I have a large dataset of vehicle images with the ground truth of their lengths (Over 100k samples). Is it possible to train a deep network to estimate vehicle length ?

I haven't seen any papers related to estimating object size using deep neural network.

2
have you tried looking into the sister site ai.stackexchange.com ?A.Rashad
It is really interesting, I have not seen this before, I will be surprised to see it workingBashar Haddad

2 Answers

2
votes

[Update: I didn't notice computer-vision tag in the question, so my original answer was for a different question]:

Current convolutional neural networks are pretty good at identifying vehicle model from raw pixels.

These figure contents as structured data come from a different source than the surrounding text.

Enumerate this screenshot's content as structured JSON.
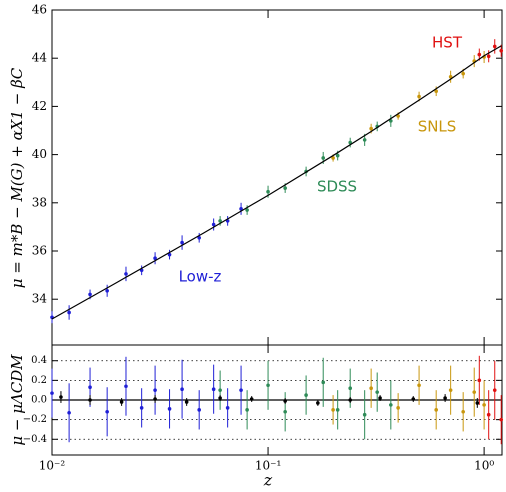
{
  "chart_data": [
    {
      "type": "scatter",
      "y_label": "μ = m*B − M(G) + αX1 − βC",
      "xlim": [
        0.01,
        1.21
      ],
      "xscale": "log",
      "ylim": [
        32.1,
        46
      ],
      "yticks": [
        34,
        36,
        38,
        40,
        42,
        44,
        46
      ],
      "series": [
        {
          "name": "Low-z",
          "color": "#1f1fd6",
          "x": [
            0.01,
            0.012,
            0.015,
            0.018,
            0.022,
            0.026,
            0.03,
            0.035,
            0.04,
            0.048,
            0.056,
            0.065,
            0.075
          ],
          "values": [
            33.25,
            33.45,
            34.2,
            34.35,
            35.05,
            35.2,
            35.7,
            35.85,
            36.35,
            36.55,
            37.1,
            37.25,
            37.75
          ],
          "errors": [
            0.25,
            0.3,
            0.2,
            0.25,
            0.3,
            0.2,
            0.25,
            0.2,
            0.3,
            0.2,
            0.25,
            0.2,
            0.25
          ]
        },
        {
          "name": "SDSS",
          "color": "#2e8b57",
          "x": [
            0.06,
            0.08,
            0.1,
            0.12,
            0.15,
            0.18,
            0.21,
            0.24,
            0.28,
            0.32,
            0.37
          ],
          "values": [
            37.25,
            37.7,
            38.46,
            38.61,
            39.3,
            39.86,
            39.96,
            40.5,
            40.61,
            41.17,
            41.4
          ],
          "errors": [
            0.2,
            0.2,
            0.25,
            0.2,
            0.2,
            0.25,
            0.2,
            0.2,
            0.25,
            0.2,
            0.25
          ]
        },
        {
          "name": "SNLS",
          "color": "#c8960c",
          "x": [
            0.2,
            0.3,
            0.4,
            0.5,
            0.6,
            0.7,
            0.8,
            0.9,
            1.0
          ],
          "values": [
            39.86,
            41.08,
            41.6,
            42.41,
            42.63,
            43.23,
            43.36,
            43.88,
            44.05
          ],
          "errors": [
            0.15,
            0.2,
            0.15,
            0.2,
            0.2,
            0.25,
            0.2,
            0.25,
            0.25
          ]
        },
        {
          "name": "HST",
          "color": "#e01010",
          "x": [
            0.95,
            1.05,
            1.12,
            1.2
          ],
          "values": [
            44.15,
            44.08,
            44.49,
            44.31
          ],
          "errors": [
            0.25,
            0.25,
            0.3,
            0.25
          ]
        },
        {
          "type": "line",
          "color": "#000000",
          "x": [
            0.01,
            0.02,
            0.05,
            0.1,
            0.2,
            0.3,
            0.5,
            0.7,
            1.0,
            1.2
          ],
          "values": [
            33.18,
            34.7,
            36.73,
            38.31,
            39.96,
            40.96,
            42.26,
            43.13,
            44.1,
            44.51
          ]
        }
      ]
    },
    {
      "type": "scatter",
      "x_label": "z",
      "y_label": "μ − μΛCDM",
      "xlim": [
        0.01,
        1.21
      ],
      "xscale": "log",
      "xticks": [
        {
          "value": 0.01,
          "label": "10⁻²"
        },
        {
          "value": 0.1,
          "label": "10⁻¹"
        },
        {
          "value": 1,
          "label": "10⁰"
        }
      ],
      "ylim": [
        -0.56,
        0.56
      ],
      "yticks": [
        {
          "value": -0.4,
          "label": "−0.4"
        },
        {
          "value": -0.2,
          "label": "−0.2"
        },
        {
          "value": 0,
          "label": "0.0"
        },
        0.2,
        0.4
      ],
      "grid": true,
      "zero_line": 0,
      "series": [
        {
          "color": "#1f1fd6",
          "x": [
            0.01,
            0.012,
            0.015,
            0.018,
            0.022,
            0.026,
            0.03,
            0.035,
            0.04,
            0.048,
            0.056,
            0.065,
            0.075
          ],
          "values": [
            0.07,
            -0.13,
            0.13,
            -0.12,
            0.14,
            -0.08,
            0.1,
            -0.09,
            0.11,
            -0.1,
            0.11,
            -0.08,
            0.1
          ],
          "errors": [
            0.25,
            0.3,
            0.2,
            0.25,
            0.3,
            0.2,
            0.25,
            0.2,
            0.3,
            0.2,
            0.25,
            0.2,
            0.25
          ]
        },
        {
          "color": "#2e8b57",
          "x": [
            0.06,
            0.08,
            0.1,
            0.12,
            0.15,
            0.18,
            0.21,
            0.24,
            0.28,
            0.32,
            0.37
          ],
          "values": [
            0.1,
            -0.1,
            0.15,
            -0.12,
            0.05,
            0.18,
            -0.1,
            0.12,
            -0.15,
            0.08,
            -0.05
          ],
          "errors": [
            0.2,
            0.2,
            0.25,
            0.2,
            0.2,
            0.25,
            0.2,
            0.2,
            0.25,
            0.2,
            0.25
          ]
        },
        {
          "color": "#c8960c",
          "x": [
            0.2,
            0.3,
            0.4,
            0.5,
            0.6,
            0.7,
            0.8,
            0.9,
            1.0
          ],
          "values": [
            -0.1,
            0.12,
            -0.08,
            0.15,
            -0.1,
            0.1,
            -0.12,
            0.08,
            -0.05
          ],
          "errors": [
            0.15,
            0.2,
            0.15,
            0.2,
            0.2,
            0.25,
            0.2,
            0.25,
            0.25
          ]
        },
        {
          "color": "#e01010",
          "x": [
            0.95,
            1.05,
            1.12,
            1.2
          ],
          "values": [
            0.2,
            -0.15,
            0.1,
            -0.2
          ],
          "errors": [
            0.25,
            0.25,
            0.3,
            0.25
          ]
        },
        {
          "color": "#000000",
          "x": [
            0.011,
            0.015,
            0.021,
            0.03,
            0.042,
            0.06,
            0.084,
            0.12,
            0.17,
            0.24,
            0.33,
            0.47,
            0.66,
            0.93
          ],
          "values": [
            0.03,
            0.0,
            -0.02,
            0.01,
            -0.02,
            0.02,
            0.01,
            -0.01,
            -0.03,
            0.0,
            0.02,
            0.01,
            0.02,
            -0.03
          ],
          "errors": [
            0.06,
            0.05,
            0.04,
            0.04,
            0.04,
            0.03,
            0.03,
            0.03,
            0.03,
            0.03,
            0.03,
            0.03,
            0.04,
            0.05
          ]
        }
      ]
    }
  ]
}
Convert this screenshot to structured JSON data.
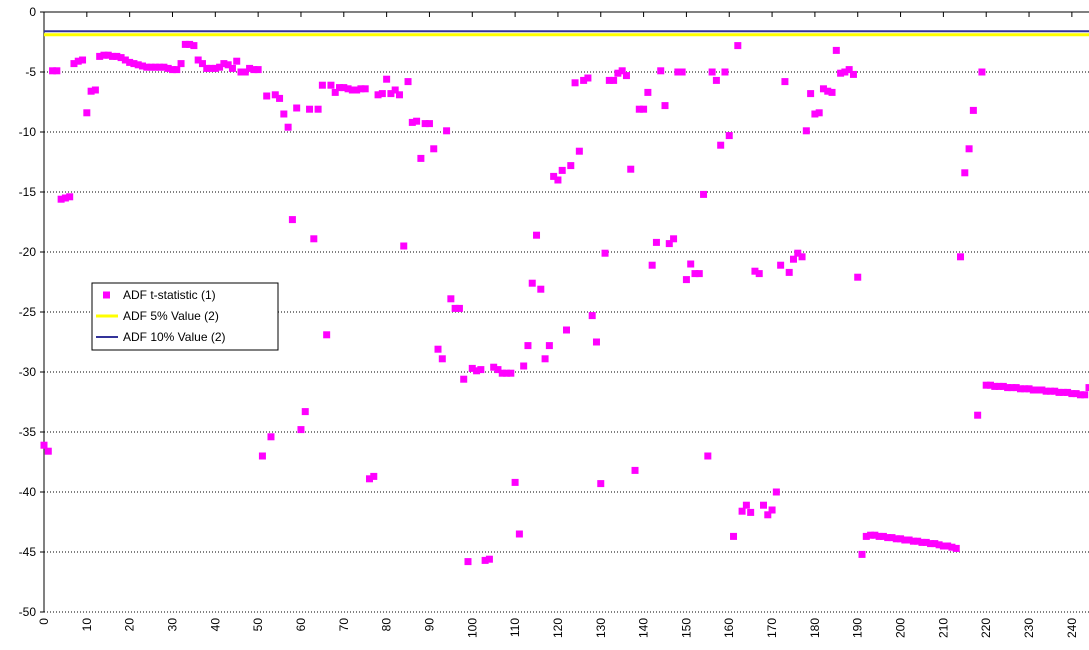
{
  "chart_data": {
    "type": "scatter",
    "xlim": [
      0,
      244
    ],
    "ylim": [
      -50,
      0
    ],
    "xticks": [
      0,
      10,
      20,
      30,
      40,
      50,
      60,
      70,
      80,
      90,
      100,
      110,
      120,
      130,
      140,
      150,
      160,
      170,
      180,
      190,
      200,
      210,
      220,
      230,
      240
    ],
    "yticks": [
      0,
      -5,
      -10,
      -15,
      -20,
      -25,
      -30,
      -35,
      -40,
      -45,
      -50
    ],
    "grid": true,
    "legend": "left",
    "series": [
      {
        "name": "ADF t-statistic (1)",
        "color": "#ff00ff",
        "kind": "marker",
        "x": [
          0,
          1,
          2,
          3,
          4,
          5,
          6,
          7,
          8,
          9,
          10,
          11,
          12,
          13,
          14,
          15,
          16,
          17,
          18,
          19,
          20,
          21,
          22,
          23,
          24,
          25,
          26,
          27,
          28,
          29,
          30,
          31,
          32,
          33,
          34,
          35,
          36,
          37,
          38,
          39,
          40,
          41,
          42,
          43,
          44,
          45,
          46,
          47,
          48,
          49,
          50,
          51,
          52,
          53,
          54,
          55,
          56,
          57,
          58,
          59,
          60,
          61,
          62,
          63,
          64,
          65,
          66,
          67,
          68,
          69,
          70,
          71,
          72,
          73,
          74,
          75,
          76,
          77,
          78,
          79,
          80,
          81,
          82,
          83,
          84,
          85,
          86,
          87,
          88,
          89,
          90,
          91,
          92,
          93,
          94,
          95,
          96,
          97,
          98,
          99,
          100,
          101,
          102,
          103,
          104,
          105,
          106,
          107,
          108,
          109,
          110,
          111,
          112,
          113,
          114,
          115,
          116,
          117,
          118,
          119,
          120,
          121,
          122,
          123,
          124,
          125,
          126,
          127,
          128,
          129,
          130,
          131,
          132,
          133,
          134,
          135,
          136,
          137,
          138,
          139,
          140,
          141,
          142,
          143,
          144,
          145,
          146,
          147,
          148,
          149,
          150,
          151,
          152,
          153,
          154,
          155,
          156,
          157,
          158,
          159,
          160,
          161,
          162,
          163,
          164,
          165,
          166,
          167,
          168,
          169,
          170,
          171,
          172,
          173,
          174,
          175,
          176,
          177,
          178,
          179,
          180,
          181,
          182,
          183,
          184,
          185,
          186,
          187,
          188,
          189,
          190,
          191,
          192,
          193,
          194,
          195,
          196,
          197,
          198,
          199,
          200,
          201,
          202,
          203,
          204,
          205,
          206,
          207,
          208,
          209,
          210,
          211,
          212,
          213,
          214,
          215,
          216,
          217,
          218,
          219,
          220,
          221,
          222,
          223,
          224,
          225,
          226,
          227,
          228,
          229,
          230,
          231,
          232,
          233,
          234,
          235,
          236,
          237,
          238,
          239,
          240,
          241,
          242,
          243,
          244
        ],
        "values": [
          -36.1,
          -36.6,
          -4.9,
          -4.9,
          -15.6,
          -15.5,
          -15.4,
          -4.3,
          -4.1,
          -4.0,
          -8.4,
          -6.6,
          -6.5,
          -3.7,
          -3.6,
          -3.6,
          -3.7,
          -3.7,
          -3.8,
          -4.0,
          -4.2,
          -4.3,
          -4.4,
          -4.5,
          -4.6,
          -4.6,
          -4.6,
          -4.6,
          -4.6,
          -4.7,
          -4.8,
          -4.8,
          -4.3,
          -2.7,
          -2.7,
          -2.8,
          -4.0,
          -4.3,
          -4.7,
          -4.7,
          -4.7,
          -4.6,
          -4.3,
          -4.4,
          -4.7,
          -4.1,
          -5.0,
          -5.0,
          -4.7,
          -4.8,
          -4.8,
          -37.0,
          -7.0,
          -35.4,
          -6.9,
          -7.2,
          -8.5,
          -9.6,
          -17.3,
          -8.0,
          -34.8,
          -33.3,
          -8.1,
          -18.9,
          -8.1,
          -6.1,
          -26.9,
          -6.1,
          -6.7,
          -6.3,
          -6.3,
          -6.4,
          -6.5,
          -6.5,
          -6.4,
          -6.4,
          -38.9,
          -38.7,
          -6.9,
          -6.8,
          -5.6,
          -6.8,
          -6.5,
          -6.9,
          -19.5,
          -5.8,
          -9.2,
          -9.1,
          -12.2,
          -9.3,
          -9.3,
          -11.4,
          -28.1,
          -28.9,
          -9.9,
          -23.9,
          -24.7,
          -24.7,
          -30.6,
          -45.8,
          -29.7,
          -29.9,
          -29.8,
          -45.7,
          -45.6,
          -29.6,
          -29.8,
          -30.1,
          -30.1,
          -30.1,
          -39.2,
          -43.5,
          -29.5,
          -27.8,
          -22.6,
          -18.6,
          -23.1,
          -28.9,
          -27.8,
          -13.7,
          -14.0,
          -13.2,
          -26.5,
          -12.8,
          -5.9,
          -11.6,
          -5.7,
          -5.5,
          -25.3,
          -27.5,
          -39.3,
          -20.1,
          -5.7,
          -5.7,
          -5.1,
          -4.9,
          -5.3,
          -13.1,
          -38.2,
          -8.1,
          -8.1,
          -6.7,
          -21.1,
          -19.2,
          -4.9,
          -7.8,
          -19.3,
          -18.9,
          -5.0,
          -5.0,
          -22.3,
          -21.0,
          -21.8,
          -21.8,
          -15.2,
          -37.0,
          -5.0,
          -5.7,
          -11.1,
          -5.0,
          -10.3,
          -43.7,
          -2.8,
          -41.6,
          -41.1,
          -41.7,
          -21.6,
          -21.8,
          -41.1,
          -41.9,
          -41.5,
          -40.0,
          -21.1,
          -5.8,
          -21.7,
          -20.6,
          -20.1,
          -20.4,
          -9.9,
          -6.8,
          -8.5,
          -8.4,
          -6.4,
          -6.6,
          -6.7,
          -3.2,
          -5.1,
          -5.0,
          -4.8,
          -5.2,
          -22.1,
          -45.2,
          -43.7,
          -43.6,
          -43.6,
          -43.7,
          -43.7,
          -43.8,
          -43.8,
          -43.9,
          -43.9,
          -44.0,
          -44.0,
          -44.1,
          -44.1,
          -44.2,
          -44.2,
          -44.3,
          -44.3,
          -44.4,
          -44.5,
          -44.5,
          -44.6,
          -44.7,
          -20.4,
          -13.4,
          -11.4,
          -8.2,
          -33.6,
          -5.0,
          -31.1,
          -31.1,
          -31.2,
          -31.2,
          -31.2,
          -31.3,
          -31.3,
          -31.3,
          -31.4,
          -31.4,
          -31.4,
          -31.5,
          -31.5,
          -31.5,
          -31.6,
          -31.6,
          -31.6,
          -31.7,
          -31.7,
          -31.7,
          -31.8,
          -31.8,
          -31.9,
          -31.9,
          -31.3
        ]
      },
      {
        "name": "ADF 5% Value (2)",
        "color": "#ffff00",
        "kind": "line",
        "x": [
          0,
          244
        ],
        "values": [
          -1.9,
          -1.9
        ]
      },
      {
        "name": "ADF 10% Value (2)",
        "color": "#333399",
        "kind": "line",
        "x": [
          0,
          244
        ],
        "values": [
          -1.6,
          -1.6
        ]
      }
    ]
  }
}
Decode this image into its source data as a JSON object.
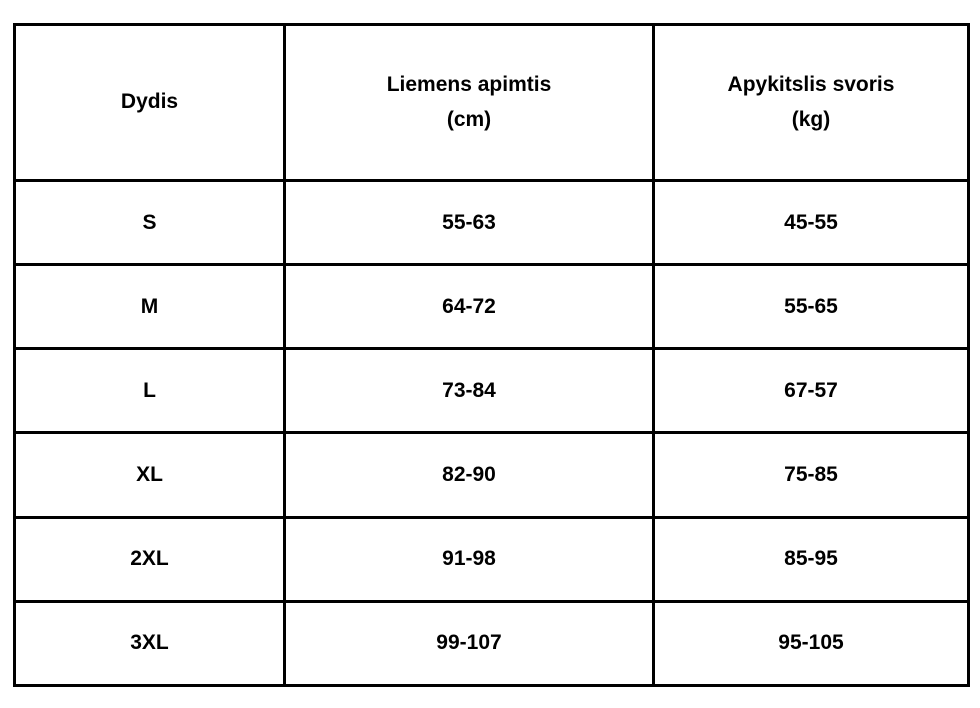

The technique is called transfer learning: take a general pre-trained model, such as VGGNet or AlexNet, and fine tune it on a vehicle data set. For example, here's a report of CS 231n course project that does exactly this (note: done by students, in 2015). No wonder there are apps out there already that do it in smartphone.

So it's more or less a solved problem. Once you know the model type, it's easy to look up it's size / length.

But if you're asking a more general question, when the vehicle isn't standard (e.g. has a trailer, or somehow modified), this is much more difficult, even for a human being. A slight change in perspective can result in significant error. Not to mention that some parts of the vehicle may be simply not visible. So the answer to this question is no.

Original answer (assumes the data is a table of general vehicle features, not the picture):

I don't see any difference between vehicle size prediction and, for instance, house price prediction. The process is the same (in the simplest setting): the model learns correlations between features and targets from the training data and then is able to predict the values for unseen data.

If you have good input features and big enough training set (100k will do), you probably don't even need a deep network for this. In many cases that I've seen, a simplest linear regression produces very reasonable predictions, plus it can be trained almost instantly. So, in general, the answer is "yes", but it boils down to what particular data (features) you have.

1
votes

You may do this under some strict conditions.

A brief introduction to Computer Vision / Multi-View Geometry:

Based on the basics of the Multi-View Geometry, the main problem of identifying of the object size is finding the conversion function from camera view to real world coordinates. By applying different conditions (i.e. capturing many sequential images - video / SfM -, taking same object's picture from different angles), we can estimate this conversion function. Hence, this is completely dependent on camera parameters like focal length, pixel width / height, distortion etc. As soon as we have the camera to real world conversion function, it is super easy to calculate camera to point distance, hence the object's size.

So, based on your current task, you need to supply

  • image
  • camera's intrinsic parameters
  • (optionally) camera's extrinsic parameters

and get the output that you desire hopefully.

Alternatively, if you can fix the camera (same model, same intrinsic / extrinsic parameters), you can directly find the correlation between same camera's image and distance / object sizes just by giving the image as the only input. However, the NN will most probably will not work for different cameras.